Download from our Box folder:

• PNGS: https://vanderbilt.box.com/s/uxkzwecsj33rf15g195uoemk1ra2i659
• LABELS: https://docs.google.com/spreadsheets/d/1s4FJtJTccR8zn7VT7Yoieg8Kg7F431F1gxwAhXnvT2o/edit?gid=1588099234#gid=1588099234

Project Structure

The project will be structured as follows:

project/
├── src/              # Source code (if any)
├── data/             # Data files (put your downloaded images and table here)
└── scripts/          # Utility scripts

Contributing

Instructions for potential contributors:

1. Fork the repository
2. Create a feature branch
3. Submit a pull request
4. Follow coding standards

License

This project is licensed under [license type]. The data used in this project is covered under the original data sharing agreement of [repository name].

Goals for Brainhack Global

1. Get a hugging face account

2. Dataset curation: There is a directory of diffusion image slices. Have an expert create their associated text labels (what should the completion look like?). Note: This step was completed 1/23 by Nancy Newlin.

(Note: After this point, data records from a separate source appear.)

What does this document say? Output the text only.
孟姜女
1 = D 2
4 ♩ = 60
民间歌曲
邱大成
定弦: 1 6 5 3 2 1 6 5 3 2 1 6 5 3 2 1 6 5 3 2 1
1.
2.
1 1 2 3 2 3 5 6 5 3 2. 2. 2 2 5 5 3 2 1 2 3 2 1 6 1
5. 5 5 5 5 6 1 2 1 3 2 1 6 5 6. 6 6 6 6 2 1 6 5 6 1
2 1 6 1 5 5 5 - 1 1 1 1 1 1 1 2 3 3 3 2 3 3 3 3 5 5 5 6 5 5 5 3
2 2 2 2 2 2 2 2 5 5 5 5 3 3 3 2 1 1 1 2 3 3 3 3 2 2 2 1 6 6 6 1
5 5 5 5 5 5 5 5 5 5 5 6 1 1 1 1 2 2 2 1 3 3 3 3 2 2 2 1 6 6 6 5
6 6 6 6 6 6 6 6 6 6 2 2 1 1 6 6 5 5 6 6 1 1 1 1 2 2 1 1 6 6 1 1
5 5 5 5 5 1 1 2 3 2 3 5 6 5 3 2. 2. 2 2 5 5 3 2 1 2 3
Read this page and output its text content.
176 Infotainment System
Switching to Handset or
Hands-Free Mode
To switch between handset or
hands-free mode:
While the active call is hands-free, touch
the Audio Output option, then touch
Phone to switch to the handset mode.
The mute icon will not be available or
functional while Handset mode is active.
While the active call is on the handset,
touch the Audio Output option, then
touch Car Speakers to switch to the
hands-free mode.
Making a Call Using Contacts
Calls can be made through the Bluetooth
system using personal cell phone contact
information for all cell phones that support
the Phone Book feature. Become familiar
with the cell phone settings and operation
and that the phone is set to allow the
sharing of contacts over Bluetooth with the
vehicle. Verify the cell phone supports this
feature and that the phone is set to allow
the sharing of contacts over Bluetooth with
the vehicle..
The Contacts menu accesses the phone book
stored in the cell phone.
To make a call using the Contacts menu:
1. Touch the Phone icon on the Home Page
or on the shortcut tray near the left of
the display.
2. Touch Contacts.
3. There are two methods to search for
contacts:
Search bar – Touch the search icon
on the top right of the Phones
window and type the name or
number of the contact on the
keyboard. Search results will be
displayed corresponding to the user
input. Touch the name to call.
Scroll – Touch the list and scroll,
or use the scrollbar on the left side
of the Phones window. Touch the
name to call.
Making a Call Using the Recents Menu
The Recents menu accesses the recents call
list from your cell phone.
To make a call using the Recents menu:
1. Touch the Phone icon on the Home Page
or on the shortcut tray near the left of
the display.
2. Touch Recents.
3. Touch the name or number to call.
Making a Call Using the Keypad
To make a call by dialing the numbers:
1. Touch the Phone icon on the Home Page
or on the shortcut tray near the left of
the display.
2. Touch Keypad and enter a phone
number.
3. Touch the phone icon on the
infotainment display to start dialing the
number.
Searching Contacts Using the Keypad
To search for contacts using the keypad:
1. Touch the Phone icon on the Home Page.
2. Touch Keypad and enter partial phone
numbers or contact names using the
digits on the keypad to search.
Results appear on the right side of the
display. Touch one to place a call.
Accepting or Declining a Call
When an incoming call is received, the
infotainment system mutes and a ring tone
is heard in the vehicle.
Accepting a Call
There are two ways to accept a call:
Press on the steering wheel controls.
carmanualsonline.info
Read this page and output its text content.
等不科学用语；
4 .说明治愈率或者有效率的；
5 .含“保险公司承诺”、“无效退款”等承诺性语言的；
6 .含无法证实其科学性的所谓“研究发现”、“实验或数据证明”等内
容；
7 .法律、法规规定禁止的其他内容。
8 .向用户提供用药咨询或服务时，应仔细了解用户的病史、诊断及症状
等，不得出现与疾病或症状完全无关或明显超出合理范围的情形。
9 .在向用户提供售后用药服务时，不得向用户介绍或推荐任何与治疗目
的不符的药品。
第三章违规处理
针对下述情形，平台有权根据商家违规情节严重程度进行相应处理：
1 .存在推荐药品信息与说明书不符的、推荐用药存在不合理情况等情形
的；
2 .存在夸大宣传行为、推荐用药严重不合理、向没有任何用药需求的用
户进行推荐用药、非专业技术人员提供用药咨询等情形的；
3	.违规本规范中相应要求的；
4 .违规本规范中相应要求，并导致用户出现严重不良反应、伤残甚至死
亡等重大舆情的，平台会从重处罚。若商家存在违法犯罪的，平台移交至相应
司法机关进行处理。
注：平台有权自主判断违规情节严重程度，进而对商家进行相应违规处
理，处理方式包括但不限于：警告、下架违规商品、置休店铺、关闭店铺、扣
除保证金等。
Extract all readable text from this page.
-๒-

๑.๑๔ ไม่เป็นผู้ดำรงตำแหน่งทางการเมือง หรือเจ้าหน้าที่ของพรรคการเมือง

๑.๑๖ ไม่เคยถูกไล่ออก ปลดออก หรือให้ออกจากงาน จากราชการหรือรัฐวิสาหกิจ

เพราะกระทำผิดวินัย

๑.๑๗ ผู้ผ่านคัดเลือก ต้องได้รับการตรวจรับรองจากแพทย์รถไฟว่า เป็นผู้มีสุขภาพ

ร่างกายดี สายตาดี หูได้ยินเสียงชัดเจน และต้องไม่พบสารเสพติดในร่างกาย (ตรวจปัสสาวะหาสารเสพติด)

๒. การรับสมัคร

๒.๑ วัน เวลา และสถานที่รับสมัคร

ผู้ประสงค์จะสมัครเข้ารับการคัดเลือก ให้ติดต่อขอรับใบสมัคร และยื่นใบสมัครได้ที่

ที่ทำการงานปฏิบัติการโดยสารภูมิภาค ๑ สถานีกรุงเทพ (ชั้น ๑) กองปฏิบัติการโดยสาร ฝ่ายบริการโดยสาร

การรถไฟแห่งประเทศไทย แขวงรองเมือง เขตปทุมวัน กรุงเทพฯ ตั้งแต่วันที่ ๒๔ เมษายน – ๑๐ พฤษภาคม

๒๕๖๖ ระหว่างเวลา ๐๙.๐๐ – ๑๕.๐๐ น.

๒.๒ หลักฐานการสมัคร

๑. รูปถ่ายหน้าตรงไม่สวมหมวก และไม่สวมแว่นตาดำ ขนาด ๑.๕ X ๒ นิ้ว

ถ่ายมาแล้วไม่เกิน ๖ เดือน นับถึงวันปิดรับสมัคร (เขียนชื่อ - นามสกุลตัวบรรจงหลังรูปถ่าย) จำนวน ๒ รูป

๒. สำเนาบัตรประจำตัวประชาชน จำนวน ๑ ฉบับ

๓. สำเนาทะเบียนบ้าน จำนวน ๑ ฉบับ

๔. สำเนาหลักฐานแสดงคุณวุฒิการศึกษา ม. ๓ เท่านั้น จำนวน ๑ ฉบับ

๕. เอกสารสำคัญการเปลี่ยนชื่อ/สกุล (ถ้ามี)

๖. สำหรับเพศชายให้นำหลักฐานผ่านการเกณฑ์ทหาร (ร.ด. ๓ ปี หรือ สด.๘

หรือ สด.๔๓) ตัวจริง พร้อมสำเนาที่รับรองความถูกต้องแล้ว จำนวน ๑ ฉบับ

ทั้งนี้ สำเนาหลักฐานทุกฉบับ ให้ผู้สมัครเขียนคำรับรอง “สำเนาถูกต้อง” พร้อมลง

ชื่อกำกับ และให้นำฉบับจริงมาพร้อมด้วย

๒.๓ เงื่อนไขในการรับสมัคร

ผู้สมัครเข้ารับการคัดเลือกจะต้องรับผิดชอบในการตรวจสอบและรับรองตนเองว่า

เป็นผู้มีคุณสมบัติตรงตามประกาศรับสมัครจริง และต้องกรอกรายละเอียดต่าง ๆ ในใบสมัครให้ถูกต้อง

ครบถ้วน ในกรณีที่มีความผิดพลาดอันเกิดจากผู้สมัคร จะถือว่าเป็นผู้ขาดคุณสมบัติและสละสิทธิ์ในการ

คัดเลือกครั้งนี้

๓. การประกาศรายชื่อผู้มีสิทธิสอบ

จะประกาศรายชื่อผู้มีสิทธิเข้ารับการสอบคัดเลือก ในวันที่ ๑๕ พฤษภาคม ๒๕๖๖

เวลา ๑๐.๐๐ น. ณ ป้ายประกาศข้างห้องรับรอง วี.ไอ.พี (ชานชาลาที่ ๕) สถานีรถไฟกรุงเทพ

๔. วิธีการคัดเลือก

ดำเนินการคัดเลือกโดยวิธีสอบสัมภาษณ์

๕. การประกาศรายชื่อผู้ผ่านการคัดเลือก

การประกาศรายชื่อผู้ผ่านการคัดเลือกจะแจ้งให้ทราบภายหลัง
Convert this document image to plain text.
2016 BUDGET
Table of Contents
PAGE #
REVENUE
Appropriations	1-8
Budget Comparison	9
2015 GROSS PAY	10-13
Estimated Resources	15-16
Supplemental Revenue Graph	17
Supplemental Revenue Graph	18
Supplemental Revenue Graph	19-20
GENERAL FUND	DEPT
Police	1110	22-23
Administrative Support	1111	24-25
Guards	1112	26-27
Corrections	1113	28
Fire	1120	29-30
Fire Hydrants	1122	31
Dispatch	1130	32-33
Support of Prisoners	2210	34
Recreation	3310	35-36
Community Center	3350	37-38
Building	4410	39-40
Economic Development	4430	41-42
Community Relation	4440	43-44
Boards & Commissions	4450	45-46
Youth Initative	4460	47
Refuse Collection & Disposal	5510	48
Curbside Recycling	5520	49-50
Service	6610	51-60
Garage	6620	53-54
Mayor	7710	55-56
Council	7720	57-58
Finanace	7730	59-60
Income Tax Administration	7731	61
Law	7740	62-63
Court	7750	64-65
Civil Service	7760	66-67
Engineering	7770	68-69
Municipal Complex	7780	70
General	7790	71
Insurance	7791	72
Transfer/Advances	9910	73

3. Data visualization: How many samples are there of each type? What do the responses look like? This is the time to look at the data and understand what each of the expected cases are.

4. Model selection: what hugging face models are appropriate for this image to text task? Test run model: Run model as-is on a test dataset (hopefully provided by hugging face project). At this stage, we need to make sure the model will act as expected (inputs, outputs).

5. Dataloading: Set up dataloader to get slices and labels from directory and properly interface with current model.

6. Test: Try model on a few samples and observe the behaviour!

7. Documentation: Input/Output description, open problems, how to use

8. Advanced: Joint embedding of text and image inputs (ex. “here is my image and I have a b-vector file with 100 directions and b-values ranging 0-2000”)

9. Extra 1: Improve on response quality (more conversational, more information provided).

10. Extra 2: User interface: Set up a local server that can take an image slice as input, and provide a response.

11. Extra 3: Upload model to Hugging Face!